When it comes to sexuality, the easiest route a film could take would be the exploitative, but Tsukamoto doesn't really sink to those depths. It is salacious but not explicit. It makes sense that Rinko would engage the stalkers demands. She is someone living in a guarded and secretive way, so this stranger knowing her private desires has an intimacy she kowtows to as if under a spell. The stalkers masochist demands are only torturous because they are urges she has squelched. It is ultimately about her liberation, though, admittedly it is self liberation through someone else's imposed will, which isn't exactly the healthiest thing... but, hey, it is film surrealism, not reality.
Part inspired by the photographs of Robert Mapplethorpe, A Snake of June has that indie feel of being done fast, low budget, with a minimum of technical fuss, and, most importantly, with total freedom. Its world is an off kilter reality- a nameless city in the midst of perpetual rainfall. The entire film is processed with a deep blue tint, an aesthetic choice that adds to the otherworldly nature and sensual ebb he is trying to convey. The husband has some disturbing fantasy sequences (one involving Tsukamoto's trademark extreme appendages) that add another level of delirium. In concept, tone, look, and performance, it is unmistakably Tsukamoto further exploring his themes of the urban world and the sometimes nightmarish or animistic desires of the body and the mind (and finding some reconciliation between the two).
The DVD: Tartan
Picture: Fullscreen. 1.33:1. Monochrome. Shot in Tsukamoto's preferred 16mm format. As I stated earlier, the entire film has a blue cast. Tsukamoto likes a rougher look to his films and this is no exception, thus the film has a high level of grain and some chopiness to the cutting. Since color isn't a factor, the only thing left to comment on is the sharpness and contrast. Contrast levels seem fairly deep, however, the image is a tad too soft, as evidenced by clips from the film in the interview section which are much crisper. Technically, the film is so rough (again, intentionally), I had a hard time spotting any transfer defects, but it appears to be free from compression artefacts.
Sound: Japanese language. DTS, 5.1 Surround, or 2.0 Stereo channels with optional English or Spanish subtitles. Again, a bit on the rough and cheap, but the dialogue is always clear. Really only the melancholy score and rainfall sound fx really fill up the speakers. The sound mix is so straightforward it doesn't really benefit from the 5.1 to the much higher end DTS. Still, good.
Extras: "Playing A Snake of June" (19:32) Featurette. Interviews with the actors- all three of them- discussing what drew them to the unusual project. — "Shooting A Snake of June" (19:47) Featurette. Good interview with Tsukamoto and crew (cinematography, lighting, music, and so forth) detailing the technical aspects of the movie and how each related to the films themes — Tartan release trailers— Photo Gallery.

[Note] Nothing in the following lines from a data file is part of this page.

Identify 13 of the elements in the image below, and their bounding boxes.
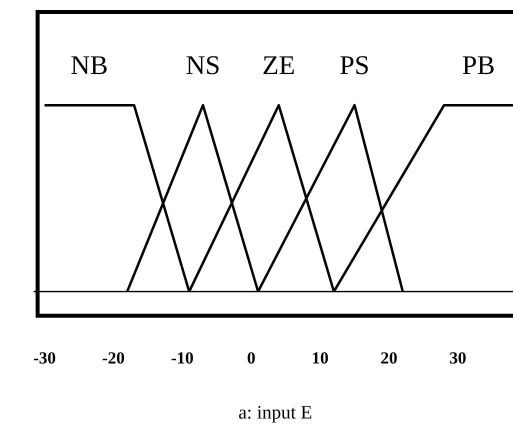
x-tick-label: 30 (449, 348, 466, 368)
series-label: PS (340, 50, 370, 80)
x-axis-title: a: input E (238, 402, 312, 424)
x-tick-label: 0 (246, 348, 256, 368)
x-tick-label: 20 (380, 348, 398, 368)
series-label: NB (70, 50, 108, 80)
series-label: NS (186, 50, 220, 80)
x-tick-label: -20 (102, 348, 125, 368)
x-tick-label: -30 (33, 348, 56, 368)
series-label: PB (462, 50, 496, 80)
x-tick-label: 10 (312, 348, 329, 368)
x-tick-label: -10 (170, 348, 194, 368)
series-label: ZE (262, 50, 296, 80)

Conclusion: A Bunuel-worthy exercise about sexual repression and fetishism captured with a fragmented dreaminess and mondo energy. While still retaining his rough indie cult edge, Tsukamoto has proven he has a maturity beyond his first hits cyberpunk trappings. For fans of more extreme surrealist cinema, the DVD is certainly worth owning, fair image quality -but decent enough- with some insightful extras.